Homens como Lula, Tony Blair, Nicolas Sarcozy, Hugo Chaves, Evo Morales e mulheres como Cristina Kirshner, Ângela Merkel, Dilma Roussef, dentre tantos outros “pseudo-governantes”, são como atiradores de faca. Nós estamos lá na roda girando de olhos fixos nas mãos deles. Eles conhecem bem a nossa agonia. Valem-se dela. A Montblanc não tem esse nome à toa, ela o usurpou da maior montanha da Europa. Quem a empunha, acredita estar no topo do mundo onde pode decidir sobre a vida de qualquer um. A roda gira nessa mesmice inquietante: uma canetada, uma facada, um tiro, uma bomba em nome da paz e a nossa vida está decidida.
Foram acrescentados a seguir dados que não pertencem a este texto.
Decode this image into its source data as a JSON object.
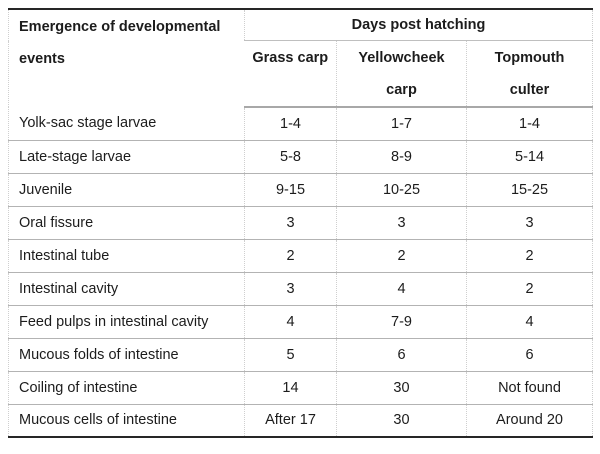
{
  "table": {
    "corner_header": "Emergence of developmental events",
    "group_header": "Days post hatching",
    "columns": [
      "Grass carp",
      "Yellowcheek carp",
      "Topmouth culter"
    ],
    "rows": [
      {
        "event": "Yolk-sac stage larvae",
        "values": [
          "1-4",
          "1-7",
          "1-4"
        ]
      },
      {
        "event": "Late-stage larvae",
        "values": [
          "5-8",
          "8-9",
          "5-14"
        ]
      },
      {
        "event": "Juvenile",
        "values": [
          "9-15",
          "10-25",
          "15-25"
        ]
      },
      {
        "event": "Oral fissure",
        "values": [
          "3",
          "3",
          "3"
        ]
      },
      {
        "event": "Intestinal tube",
        "values": [
          "2",
          "2",
          "2"
        ]
      },
      {
        "event": "Intestinal cavity",
        "values": [
          "3",
          "4",
          "2"
        ]
      },
      {
        "event": "Feed pulps in intestinal cavity",
        "values": [
          "4",
          "7-9",
          "4"
        ]
      },
      {
        "event": "Mucous folds of intestine",
        "values": [
          "5",
          "6",
          "6"
        ]
      },
      {
        "event": "Coiling of intestine",
        "values": [
          "14",
          "30",
          "Not found"
        ]
      },
      {
        "event": "Mucous cells of intestine",
        "values": [
          "After 17",
          "30",
          "Around 20"
        ]
      }
    ],
    "colors": {
      "text": "#1c1c1c",
      "strong_border": "#262626",
      "row_border": "#b3b3b3",
      "dotted_border": "#cfcfcf",
      "background": "#ffffff"
    }
  }
}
Mas, há também momentos em que a soberba se rende à inteligência. Línguas maldosas dizem que os americanos gastaram milhões investigando uma maneira de escrever no espaço sideral, porque a tinta insistia em não descer até a esfera por causa da falta de gravidade, então como anotar os problemas emergenciais? Os russos, ao contrário, não gastaram um centavo sequer e conseguiram resultados imediatos. Simplesmente usaram grafite. Para usar bem uma caneta, não é necessário estar no topo do mundo, mas de posse da razão.